On May 23d, the Department for Intellectual Property and Competition Law of the Max Planck Institute for Innovation and Competition organised a lecture on “Constitutional Requirements for the Design of Supranational Legal Protection”.
Speaker was Prof. Dr. Peter M. Huber (former Federal Constitutional Court Judge and former Minister of the Interior of Thuringia).
The lecture related to the constitutional complaints challenging the European Patent Office’s system of appeal. The speaker was the rapporteur in this case.
In its decision, dated November 8th, published on January 12th, the German Federal Constitutional Court “2 BvR 2480/10, 2 BvR 561/18, 2 BvR 786/15, 2 BvR 756/16, 2 BvR 421/13” considered the complaints as not admissible.
The speaker explained the relationship and interplay between various Articles of the German Constitution. These considerations were rather “technical” and mainly interesting for specialists in constitutional law. Those considerations might be important, what matters here is the end result.
The speaker made clear that for the GFCC, only the legal situation at the date of the decision was to be taken into account. There were 5 complaints, the oldest dating back to 2010 and the youngest being of 2018. It was thus not relevant that some complaints were already relatively old.
The speaker explained that the present decision was to be seen in the context of a series of decisions relating to Union law and decisions of the CJEU, and especially the decision of the ECB’s asset purchase programme PSPP. Although the EPO was not a body of the EU, similar conditions applied.
Other decisions were mentioned, like one relating to European schools of July 24th 2018, which is not an EU institution as such, and hence comparable with the EPO.
The speaker made clear that two periods ought to be distinguished: before and after 2016, i.e. before and after the reform of the structure of the BA.
For the speaker, before 2016 the BA were not independent as the head of the BA, VP3, was part of the management of the EPO. After the reform, the GFCC considered that the requirements for a minimum of independence were given.
The speaker explained that the complaints could have been successful, at least for the period before 2016, but the structure and wording of the complaints were not adequate and hence the complaints not properly substantiated. The same applied to the complaints still pending or filed after the reform, as they were as well not properly substantiated.
The speaker also made clear that complained lodged by entities based outside Germany or the EU were not admissible for this reason alone.
The speaker made clear that the minimum level of effective legal protection offered in a proceedings in a supranational organisation cannot be the same as in German proceedings. The FGCC decision on temporary administrative judges in asylum procedures should not be overrated and does not apply in case of an international institution. It appears sufficient that the right to be heard has been respected, that decisions do not come as surprise, are duly motivated, and not arbitrary. Those conditions are fulfilled by the BA and the EBA of the EPO, certainly after the reform of 2016.
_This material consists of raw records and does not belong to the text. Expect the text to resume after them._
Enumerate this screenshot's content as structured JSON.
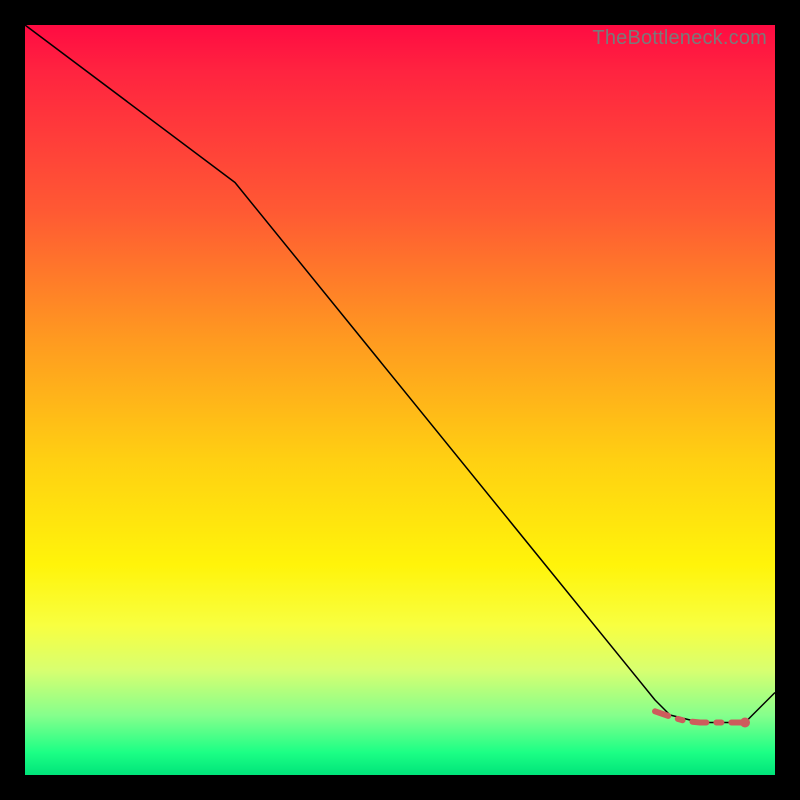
{
  "watermark": "TheBottleneck.com",
  "chart_data": {
    "type": "line",
    "title": "",
    "xlabel": "",
    "ylabel": "",
    "xlim": [
      0,
      100
    ],
    "ylim": [
      0,
      100
    ],
    "grid": false,
    "series": [
      {
        "name": "curve",
        "x": [
          0,
          28,
          84,
          86,
          90,
          94,
          96,
          100
        ],
        "values": [
          100,
          79,
          10,
          8,
          7,
          7,
          7,
          11
        ]
      }
    ],
    "annotations": [
      {
        "name": "valley-dash",
        "x": [
          84,
          86,
          88,
          90,
          92,
          94,
          96
        ],
        "values": [
          8.5,
          7.8,
          7.2,
          7.0,
          7.0,
          7.0,
          7.0
        ]
      },
      {
        "name": "valley-dot",
        "x": 96,
        "value": 7.0
      }
    ]
  }
}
During the discussion following the lecture, the question of the independence in relation to appointments for a given time, with possible reappointment, came into play. The speaker noted that a similar situation existed at the CJEU.
On the other hand, he questioned the fact whether such a timely appointment was still acceptable in this day and age. Following a direct question about the present situation at the EPO, the speaker was of the opinion that there is still room for improvement with respect of the contracts and the reappointment of members of the BA.
Press release in English
With due respect to the GFCC, it seems an easy way out when it decides that complaints are not properly substantiated. It would have been interesting to learn what the GFCC considers as being properly substantiated.
It might be legally correct that the legal situation at the date of the decision is to be taken into account, but it means that the GFCC can sit out a situation and never decide. The present decision was due as the speaker was on the verge of retiring.
In any case, as the complaints were not properly substantiated, the end result would have been the same with or without the reform of 2016. One could merely say that the reform of 2016 helped the GFCC to dismiss the complaints.
That there is still room for improvement with respect to reappointment of members of the BA was an interesting comment.